Concludendo, Mariano decide di degustare un vino che testimonia quanto sia affascinante e seducente l’esperienza sensoriale che ci regala l’Aszú.

La bottiglia è anonima, frutto di una vendemmia particolare, il 1997. La botrite si è formata su un’uva che non era perfettamente matura e questo ha preservato un patrimonio acidico potente. Il problema è stato la scarsa stabilità della botrite, tanto che solo 4 produttori hanno vinificato gli Aszú in questa annata (Disznókö, Orosz Gabor, Pajzos e Istvan Szepsy).

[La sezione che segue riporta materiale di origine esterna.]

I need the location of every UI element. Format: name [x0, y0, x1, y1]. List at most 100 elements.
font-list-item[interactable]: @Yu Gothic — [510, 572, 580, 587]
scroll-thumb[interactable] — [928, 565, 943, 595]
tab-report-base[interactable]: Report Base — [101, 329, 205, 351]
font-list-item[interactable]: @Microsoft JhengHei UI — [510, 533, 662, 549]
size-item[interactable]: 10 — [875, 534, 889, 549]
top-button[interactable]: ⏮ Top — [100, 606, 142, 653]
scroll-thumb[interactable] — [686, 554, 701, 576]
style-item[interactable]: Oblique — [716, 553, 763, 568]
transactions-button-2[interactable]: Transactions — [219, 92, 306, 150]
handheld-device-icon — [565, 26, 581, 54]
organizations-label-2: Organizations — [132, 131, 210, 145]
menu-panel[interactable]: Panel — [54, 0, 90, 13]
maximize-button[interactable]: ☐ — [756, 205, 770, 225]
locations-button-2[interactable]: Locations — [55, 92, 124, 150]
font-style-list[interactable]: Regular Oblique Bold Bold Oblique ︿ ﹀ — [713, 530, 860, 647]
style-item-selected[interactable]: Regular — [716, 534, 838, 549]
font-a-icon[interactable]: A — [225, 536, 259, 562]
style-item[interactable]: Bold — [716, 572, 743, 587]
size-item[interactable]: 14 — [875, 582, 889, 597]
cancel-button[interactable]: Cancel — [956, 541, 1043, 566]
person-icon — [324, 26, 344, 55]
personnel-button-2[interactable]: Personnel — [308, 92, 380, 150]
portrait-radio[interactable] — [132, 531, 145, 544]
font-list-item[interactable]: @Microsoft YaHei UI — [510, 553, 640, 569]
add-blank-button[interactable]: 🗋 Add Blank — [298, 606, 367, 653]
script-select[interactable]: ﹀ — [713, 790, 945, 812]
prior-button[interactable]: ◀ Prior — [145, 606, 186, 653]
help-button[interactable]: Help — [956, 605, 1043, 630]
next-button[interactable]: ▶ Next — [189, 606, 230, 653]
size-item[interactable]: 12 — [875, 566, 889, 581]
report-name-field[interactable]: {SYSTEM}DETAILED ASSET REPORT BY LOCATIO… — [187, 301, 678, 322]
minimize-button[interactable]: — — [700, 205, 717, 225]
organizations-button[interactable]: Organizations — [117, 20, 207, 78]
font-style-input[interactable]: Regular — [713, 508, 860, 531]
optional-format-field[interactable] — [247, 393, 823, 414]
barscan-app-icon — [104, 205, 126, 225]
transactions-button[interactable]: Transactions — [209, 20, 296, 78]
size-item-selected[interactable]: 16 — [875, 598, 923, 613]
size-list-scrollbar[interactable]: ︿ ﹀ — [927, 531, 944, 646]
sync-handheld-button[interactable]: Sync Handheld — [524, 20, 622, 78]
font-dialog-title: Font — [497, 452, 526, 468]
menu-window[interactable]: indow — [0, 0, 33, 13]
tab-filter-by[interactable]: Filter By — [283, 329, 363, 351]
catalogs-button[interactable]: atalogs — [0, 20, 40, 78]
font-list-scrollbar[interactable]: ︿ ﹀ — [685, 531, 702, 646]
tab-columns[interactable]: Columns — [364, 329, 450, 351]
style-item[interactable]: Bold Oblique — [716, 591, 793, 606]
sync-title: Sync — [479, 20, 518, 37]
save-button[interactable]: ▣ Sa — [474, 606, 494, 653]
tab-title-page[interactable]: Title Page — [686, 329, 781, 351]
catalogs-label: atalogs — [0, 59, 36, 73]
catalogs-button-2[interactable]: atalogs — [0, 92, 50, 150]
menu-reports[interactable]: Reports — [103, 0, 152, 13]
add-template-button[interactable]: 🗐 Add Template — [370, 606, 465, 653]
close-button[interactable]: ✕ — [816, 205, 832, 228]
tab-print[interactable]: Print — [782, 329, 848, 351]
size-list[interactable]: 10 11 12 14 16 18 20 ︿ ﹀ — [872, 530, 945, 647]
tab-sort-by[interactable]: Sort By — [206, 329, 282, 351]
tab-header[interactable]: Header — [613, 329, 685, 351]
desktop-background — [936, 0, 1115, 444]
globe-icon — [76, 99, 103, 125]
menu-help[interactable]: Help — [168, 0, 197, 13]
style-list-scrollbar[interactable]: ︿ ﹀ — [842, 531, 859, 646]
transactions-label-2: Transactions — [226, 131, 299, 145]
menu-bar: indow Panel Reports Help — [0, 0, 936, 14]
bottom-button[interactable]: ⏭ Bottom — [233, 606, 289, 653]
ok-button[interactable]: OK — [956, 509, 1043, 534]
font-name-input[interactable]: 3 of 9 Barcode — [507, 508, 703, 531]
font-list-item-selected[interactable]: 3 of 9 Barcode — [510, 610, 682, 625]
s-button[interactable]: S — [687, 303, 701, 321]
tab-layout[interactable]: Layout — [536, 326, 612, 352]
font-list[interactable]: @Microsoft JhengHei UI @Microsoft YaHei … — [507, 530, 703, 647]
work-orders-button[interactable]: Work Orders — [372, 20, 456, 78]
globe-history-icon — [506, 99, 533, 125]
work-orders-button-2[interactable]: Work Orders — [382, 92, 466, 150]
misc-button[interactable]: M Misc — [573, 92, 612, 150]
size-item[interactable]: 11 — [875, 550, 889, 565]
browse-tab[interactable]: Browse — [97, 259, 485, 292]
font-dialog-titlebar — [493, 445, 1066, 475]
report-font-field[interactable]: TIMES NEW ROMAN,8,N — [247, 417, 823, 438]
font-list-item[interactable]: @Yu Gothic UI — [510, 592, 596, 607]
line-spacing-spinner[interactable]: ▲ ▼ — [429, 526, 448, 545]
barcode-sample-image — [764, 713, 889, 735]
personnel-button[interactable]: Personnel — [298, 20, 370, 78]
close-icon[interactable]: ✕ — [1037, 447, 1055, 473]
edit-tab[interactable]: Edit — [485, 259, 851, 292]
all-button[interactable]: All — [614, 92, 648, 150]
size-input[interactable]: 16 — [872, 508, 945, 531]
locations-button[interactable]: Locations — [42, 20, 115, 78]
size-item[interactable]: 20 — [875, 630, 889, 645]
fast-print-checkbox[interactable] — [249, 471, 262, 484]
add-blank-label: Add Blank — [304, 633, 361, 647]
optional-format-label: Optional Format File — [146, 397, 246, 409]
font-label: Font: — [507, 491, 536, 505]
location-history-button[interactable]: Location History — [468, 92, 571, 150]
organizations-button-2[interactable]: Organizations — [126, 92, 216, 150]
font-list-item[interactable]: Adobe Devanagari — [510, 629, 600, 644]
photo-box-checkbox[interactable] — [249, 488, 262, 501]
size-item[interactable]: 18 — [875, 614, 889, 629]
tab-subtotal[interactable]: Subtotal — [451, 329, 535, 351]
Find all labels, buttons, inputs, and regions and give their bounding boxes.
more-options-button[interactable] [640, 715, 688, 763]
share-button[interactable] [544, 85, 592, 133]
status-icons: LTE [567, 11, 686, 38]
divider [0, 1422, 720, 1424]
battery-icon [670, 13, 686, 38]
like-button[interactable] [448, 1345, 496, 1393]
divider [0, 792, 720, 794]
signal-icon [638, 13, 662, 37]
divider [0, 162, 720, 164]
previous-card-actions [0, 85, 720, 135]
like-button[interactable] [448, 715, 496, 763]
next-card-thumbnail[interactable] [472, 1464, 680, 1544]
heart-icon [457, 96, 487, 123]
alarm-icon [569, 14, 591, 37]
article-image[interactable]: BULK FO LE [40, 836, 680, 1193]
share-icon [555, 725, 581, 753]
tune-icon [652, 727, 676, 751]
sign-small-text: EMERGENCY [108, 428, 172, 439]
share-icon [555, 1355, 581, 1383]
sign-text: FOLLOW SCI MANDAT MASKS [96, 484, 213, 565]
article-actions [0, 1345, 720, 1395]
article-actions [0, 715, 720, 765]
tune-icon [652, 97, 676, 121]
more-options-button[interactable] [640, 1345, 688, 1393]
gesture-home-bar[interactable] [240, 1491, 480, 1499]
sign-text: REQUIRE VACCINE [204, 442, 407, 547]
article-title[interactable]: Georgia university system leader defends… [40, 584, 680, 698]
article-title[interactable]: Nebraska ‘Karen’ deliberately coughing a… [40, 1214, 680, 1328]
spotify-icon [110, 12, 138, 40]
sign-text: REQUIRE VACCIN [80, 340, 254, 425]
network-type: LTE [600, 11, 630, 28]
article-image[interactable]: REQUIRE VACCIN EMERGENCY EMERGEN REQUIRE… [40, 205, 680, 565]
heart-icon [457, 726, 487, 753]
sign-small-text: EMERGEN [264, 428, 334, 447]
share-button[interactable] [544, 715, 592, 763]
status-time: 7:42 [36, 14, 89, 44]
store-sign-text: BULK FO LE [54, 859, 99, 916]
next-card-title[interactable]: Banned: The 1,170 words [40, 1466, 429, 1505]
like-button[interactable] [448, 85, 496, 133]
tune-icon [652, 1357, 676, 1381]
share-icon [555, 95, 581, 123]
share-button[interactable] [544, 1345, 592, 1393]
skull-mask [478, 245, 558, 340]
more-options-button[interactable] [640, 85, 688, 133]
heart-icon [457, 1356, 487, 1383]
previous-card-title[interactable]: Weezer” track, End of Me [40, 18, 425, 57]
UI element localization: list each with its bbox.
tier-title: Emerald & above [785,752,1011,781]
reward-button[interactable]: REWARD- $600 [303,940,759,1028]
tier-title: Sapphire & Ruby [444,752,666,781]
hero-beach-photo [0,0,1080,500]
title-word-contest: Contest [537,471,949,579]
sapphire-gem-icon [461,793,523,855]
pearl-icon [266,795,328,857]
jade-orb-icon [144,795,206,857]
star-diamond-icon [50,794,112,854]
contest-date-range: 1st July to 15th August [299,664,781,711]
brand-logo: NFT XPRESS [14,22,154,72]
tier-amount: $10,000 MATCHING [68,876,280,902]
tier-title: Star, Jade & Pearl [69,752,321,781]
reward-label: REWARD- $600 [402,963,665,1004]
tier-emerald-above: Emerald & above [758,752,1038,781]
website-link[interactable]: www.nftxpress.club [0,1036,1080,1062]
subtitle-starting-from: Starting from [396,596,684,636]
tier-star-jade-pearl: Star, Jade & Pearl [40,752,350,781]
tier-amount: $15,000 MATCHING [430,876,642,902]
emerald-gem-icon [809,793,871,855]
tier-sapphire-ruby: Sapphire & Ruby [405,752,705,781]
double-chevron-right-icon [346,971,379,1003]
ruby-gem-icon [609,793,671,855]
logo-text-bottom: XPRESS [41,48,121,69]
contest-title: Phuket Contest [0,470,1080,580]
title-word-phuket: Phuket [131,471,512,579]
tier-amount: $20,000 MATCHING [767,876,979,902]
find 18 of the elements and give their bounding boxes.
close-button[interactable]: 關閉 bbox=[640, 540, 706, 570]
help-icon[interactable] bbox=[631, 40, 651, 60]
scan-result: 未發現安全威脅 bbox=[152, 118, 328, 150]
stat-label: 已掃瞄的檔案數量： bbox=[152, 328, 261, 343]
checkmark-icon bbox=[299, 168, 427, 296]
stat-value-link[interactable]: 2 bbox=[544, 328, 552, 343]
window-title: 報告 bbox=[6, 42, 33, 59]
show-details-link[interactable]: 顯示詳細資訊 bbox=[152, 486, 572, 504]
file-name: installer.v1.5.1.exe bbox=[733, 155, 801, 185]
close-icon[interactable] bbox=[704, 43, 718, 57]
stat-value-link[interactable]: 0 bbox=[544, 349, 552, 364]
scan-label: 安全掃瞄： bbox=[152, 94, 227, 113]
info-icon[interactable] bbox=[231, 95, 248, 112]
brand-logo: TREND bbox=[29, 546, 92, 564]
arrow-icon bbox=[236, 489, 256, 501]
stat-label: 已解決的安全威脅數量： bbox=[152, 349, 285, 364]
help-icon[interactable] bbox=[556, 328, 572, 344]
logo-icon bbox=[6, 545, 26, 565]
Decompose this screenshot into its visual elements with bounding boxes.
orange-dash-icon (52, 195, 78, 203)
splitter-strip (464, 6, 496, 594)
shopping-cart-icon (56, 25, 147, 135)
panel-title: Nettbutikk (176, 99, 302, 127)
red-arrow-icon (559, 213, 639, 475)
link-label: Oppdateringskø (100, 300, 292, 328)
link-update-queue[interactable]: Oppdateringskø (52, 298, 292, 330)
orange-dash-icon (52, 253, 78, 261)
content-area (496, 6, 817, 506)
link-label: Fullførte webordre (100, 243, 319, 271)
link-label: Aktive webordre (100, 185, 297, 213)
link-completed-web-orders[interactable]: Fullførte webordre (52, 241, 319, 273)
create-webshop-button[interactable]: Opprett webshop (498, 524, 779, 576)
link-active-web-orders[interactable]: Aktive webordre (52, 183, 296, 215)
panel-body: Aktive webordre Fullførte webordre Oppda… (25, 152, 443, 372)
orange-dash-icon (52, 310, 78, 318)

205 g/L di zucchero, 14 g/L di acidità espressa in acido tartarico; 7% volume di alcool.

Colore mogano con tonalità brune. Concentrazione importante. Al naso si apprezzano note di cioccolato, cacao, tostatura di fava, caffè, noce, miele di castagno, sentori balsamici e di erboristeria, di cipria, di pesca e albicocca caramellata, di agrume candito, di fumo e di brace. In bocca lo zucchero si coglie solo nell’impatto iniziale perché in seguito il vino si dimostra vibrante con sfumature di incenso.